海面から現れたのは、鋭い鰭、青白い鱗、無感情な瞳をした――武装した魚人だった。
剣を持つ者、槍を構える者、その数、次第に二十、三十と増え、やがて百を超える群れとなって埠頭に上陸。彼らは一言も発せず、ただ無言で水夫たちを次々に切り伏せていった。鮮血が木製の床板を赤く染める。

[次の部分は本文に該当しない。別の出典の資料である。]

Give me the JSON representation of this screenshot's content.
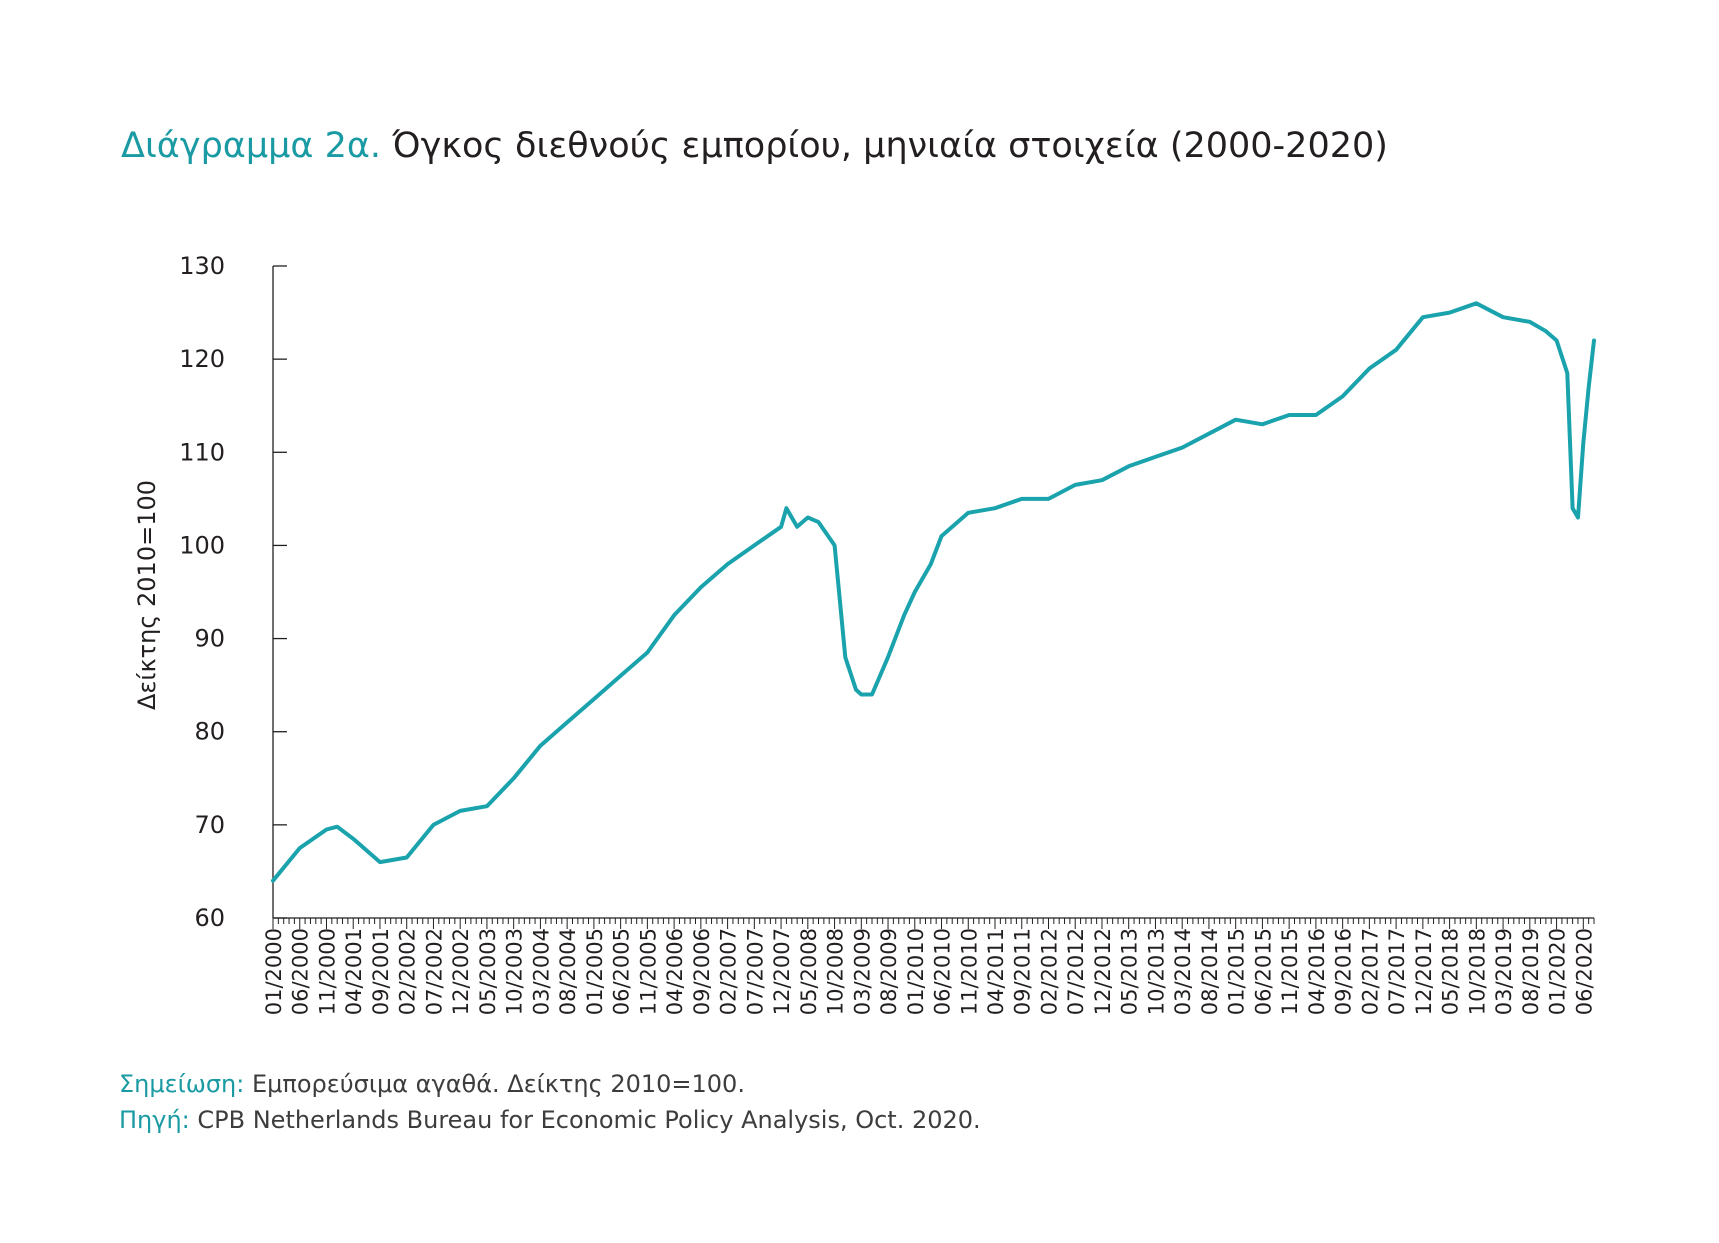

悲鳴が港にこだまし、数刻後にはクナー全域に警鐘が響き渡った。
「魚人、港を襲撃中!」
市内のギルド関係者たちがその報を聞きつけるのとほぼ同時に、街を守る軽装歩兵隊が出撃した。クナーに駐屯するこの部隊は、各ギルドや商会が資金を出し合って維持している民兵的存在であったが、その士気は決して低くはなかった。
「街を守れ! 一歩も引くな!」
総勢三百の歩兵たちは、路地を抜けて港へと集結し、魚人たちと激突。冒険者たちも自発的に集まり、後方からの支援魔法や狙撃、突撃を試みた。だが、敵の数はそれを遥かに上回っていた。
感情を見せぬ魚の瞳は、斬られようとも怯まず、ただ執拗に前進を続けた。守備隊の槍が折れ、冒険者の魔法が枯渇し、仲間の亡骸を越えてなお、魚人たちは進み続けた。

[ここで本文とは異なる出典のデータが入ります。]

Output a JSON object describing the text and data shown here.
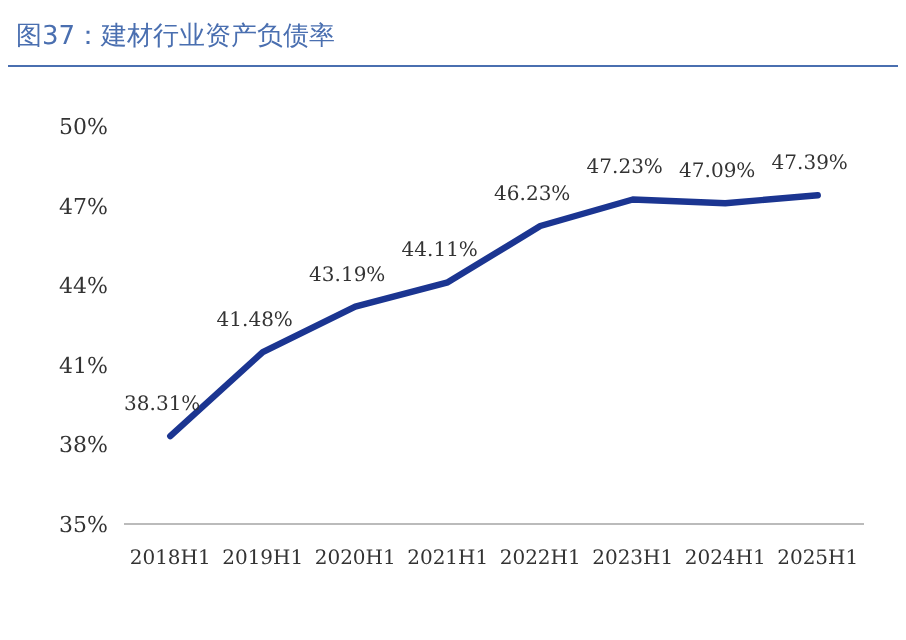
{
  "chart_data": {
    "type": "line",
    "title": "图37：建材行业资产负债率",
    "categories": [
      "2018H1",
      "2019H1",
      "2020H1",
      "2021H1",
      "2022H1",
      "2023H1",
      "2024H1",
      "2025H1"
    ],
    "series": [
      {
        "color": "#1b3591",
        "values": [
          38.31,
          41.48,
          43.19,
          44.11,
          46.23,
          47.23,
          47.09,
          47.39
        ],
        "value_labels": [
          "38.31%",
          "41.48%",
          "43.19%",
          "44.11%",
          "46.23%",
          "47.23%",
          "47.09%",
          "47.39%"
        ]
      }
    ],
    "ylim": [
      35,
      50
    ],
    "yticks": [
      {
        "value": 35,
        "label": "35%"
      },
      {
        "value": 38,
        "label": "38%"
      },
      {
        "value": 41,
        "label": "41%"
      },
      {
        "value": 44,
        "label": "44%"
      },
      {
        "value": 47,
        "label": "47%"
      },
      {
        "value": 50,
        "label": "50%"
      }
    ],
    "grid": false,
    "marker": "none",
    "line_style": "solid"
  }
}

路地が血に染まり、倉庫の扉が破られ、物資が物色されはじめる。
「もう持たない……!」
誰かがそう呟いた瞬間だった。
規則正しい行軍の音と擦れ合う金属音が耳に届く。
クナー郊外に駐屯する、王直属の重装歩兵隊が突入したのだ。全身を金属鎧で覆った百人単位の兵たちが列を成し、整然と、力強く戦列を組み、魚人の群れに迫ってゆく。
「王軍だ……! 王軍が来たぞ!」
その瞬間、崩れかけていた守備隊と冒険者たちの士気が復活した。重装歩兵は盾で魚人の突撃を受け止め、後列からの槍が的確に敵の急所を突いた。完全な軍の戦術による反撃だった。

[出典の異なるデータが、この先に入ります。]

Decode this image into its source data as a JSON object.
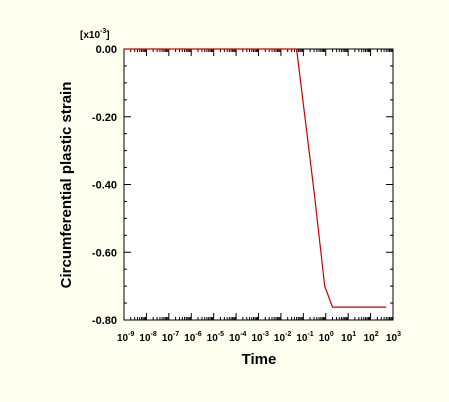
{
  "chart_data": {
    "type": "line",
    "title": "",
    "xlabel": "Time",
    "ylabel": "Circumferential plastic strain",
    "x_scale": "log",
    "xlim": [
      1e-09,
      1000
    ],
    "ylim": [
      -0.8,
      0.0
    ],
    "y_multiplier": {
      "prefix": "[x10",
      "exponent": "-3",
      "suffix": "]"
    },
    "ytick_labels": [
      "0.00",
      "-0.20",
      "-0.40",
      "-0.60",
      "-0.80"
    ],
    "ytick_values": [
      0.0,
      -0.2,
      -0.4,
      -0.6,
      -0.8
    ],
    "xtick_exponents": [
      "-9",
      "-8",
      "-7",
      "-6",
      "-5",
      "-4",
      "-3",
      "-2",
      "-1",
      "0",
      "1",
      "2",
      "3"
    ],
    "xtick_base": "10",
    "grid": false,
    "legend": "none",
    "series": [
      {
        "color": "#cc0000",
        "x": [
          1e-09,
          0.05,
          0.3,
          0.9,
          2.0,
          500
        ],
        "y": [
          0.0,
          0.0,
          -0.42,
          -0.7,
          -0.762,
          -0.762
        ]
      }
    ]
  }
}
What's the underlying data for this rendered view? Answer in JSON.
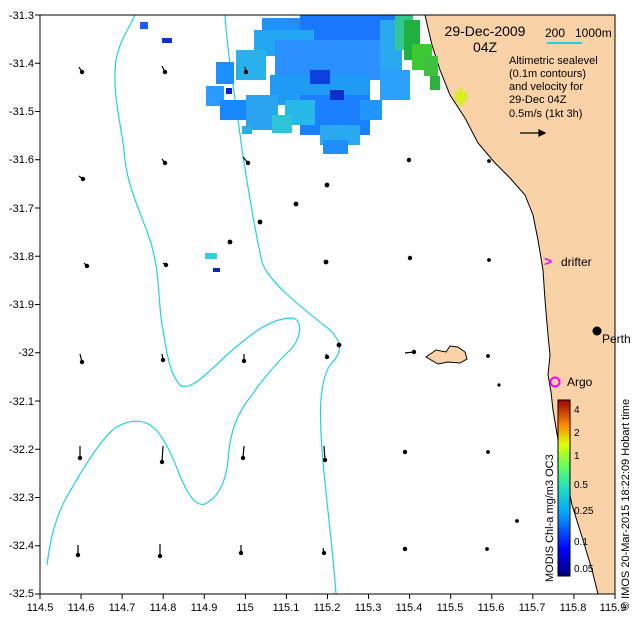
{
  "map": {
    "date_title": "29-Dec-2009",
    "time_title": "04Z",
    "depth_labels": [
      "200",
      "1000m"
    ],
    "legend_lines": [
      "Altimetric sealevel",
      "(0.1m contours)",
      "and velocity for",
      "29-Dec 04Z",
      "0.5m/s (1kt 3h)"
    ],
    "lon_ticks": [
      "114.5",
      "114.6",
      "114.7",
      "114.8",
      "114.9",
      "115",
      "115.1",
      "115.2",
      "115.3",
      "115.4",
      "115.5",
      "115.6",
      "115.7",
      "115.8",
      "115.9"
    ],
    "lat_ticks": [
      "-31.3",
      "-31.4",
      "-31.5",
      "-31.6",
      "-31.7",
      "-31.8",
      "-31.9",
      "-32",
      "-32.1",
      "-32.2",
      "-32.3",
      "-32.4",
      "-32.5"
    ],
    "places": [
      {
        "label": "drifter",
        "marker": ">"
      },
      {
        "label": "Perth",
        "marker": "dot"
      },
      {
        "label": "Argo",
        "marker": "circle"
      }
    ],
    "colorbar": {
      "title": "MODIS Chl-a mg/m3 OC3",
      "ticks": [
        "4",
        "2",
        "1",
        "0.5",
        "0.25",
        "0.1",
        "0.05"
      ]
    },
    "credit": "© IMOS 20-Mar-2015 18:22:09 Hobart time",
    "colors": {
      "land": "#fad2a8",
      "isobath": "#22d0e0",
      "marker": "#ff00ff"
    }
  }
}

やがて戦局は一変し、魚人たちは押し返されていった。倉庫を離れ、埠頭を越え、最後には海へと追い立てられ、波間に姿を消した。
港には死体と血、破壊された荷物と、呆然とした生存者たちが残された。
エミリー・フラーはその光景を遠巻きに見ながら、静かに拳を握りしめた。
──これはただの襲撃じゃない。何かが、始まりつつある。
そして、血に染まった海が、次なる嵐を予告しているようだった。